An electrophysical weeder uses a combination of a product sprayed on a crop to increase conductivity and a machine that drags electrified panels over the plants to electrocute them.
The Crop.Zone system uses an applicator on the front three-point hitch of a tractor to apply product with 24-foot booms.
On the rear three-point hitch, a large PTO-driven generator is connected to 16 high-voltage transformer panels which also extend eight meters wide when unfolded.
Each 7 kW panel, which the company calls the applicator, distributes 1,600 to 5,500 volts to the plants it touches.
The electric jolt ruptures the weed’s cell walls so water can’t move inside the plant, and it follows the stem down to about two inches into the ground.

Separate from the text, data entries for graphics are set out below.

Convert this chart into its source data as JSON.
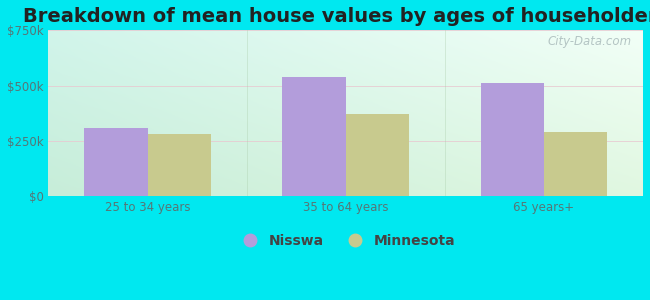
{
  "title": "Breakdown of mean house values by ages of householders",
  "categories": [
    "25 to 34 years",
    "35 to 64 years",
    "65 years+"
  ],
  "nisswa_values": [
    310000,
    540000,
    510000
  ],
  "minnesota_values": [
    280000,
    370000,
    290000
  ],
  "nisswa_color": "#b39ddb",
  "minnesota_color": "#c8ca8e",
  "ylim": [
    0,
    750000
  ],
  "yticks": [
    0,
    250000,
    500000,
    750000
  ],
  "ytick_labels": [
    "$0",
    "$250k",
    "$500k",
    "$750k"
  ],
  "legend_labels": [
    "Nisswa",
    "Minnesota"
  ],
  "background_outer": "#00e8f0",
  "watermark": "City-Data.com",
  "bar_width": 0.32,
  "title_fontsize": 14,
  "tick_fontsize": 8.5,
  "legend_fontsize": 10,
  "tick_color": "#557777"
}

The protest took place at Sunrise Potato Farms, north of Broderick, Saskatchewan, last week. The start of the trial was difficult, because Crop.Zone could not find a tractor with a front and rear three-point hitch. A separate tractor was therefore used to spray the conductive product necessary to ensure good power transmission.
Benedikt Hayer works at Crop.Zone, based in Germany, and he said the product applied is a non-toxic conductive liquid that meets organic farming guidelines. It reduces the current needed to kill plants by softening wax layers and filling in plant irregularities.
“We built 14 machines last year as prototypes and had them tested in different countries in Europe. This year we started with mass production,” Hayer said.
“We built the machine to desiccate potatoes with electricity as an alternative to desiccation with chemicals.”
The system operates at approximately four km/h and can cover approximately six acres during this time.
However, if the crop has a low biomass, the electrification-desiccation machine can operate at up to eight km/h.
Hayer said potatoes are hard to kill and in some cases two passes with the Crop.Zone are necessary.
The Crop.Zone system is used in Europe and is available through its partner Nufarm.
Hayer said it can be used in multiple crops and the company is also demonstrating it in a Canadian oat crop this year.
Research organized by Crop.Zone indicates that electricity has little impact on soil life, including earthworms.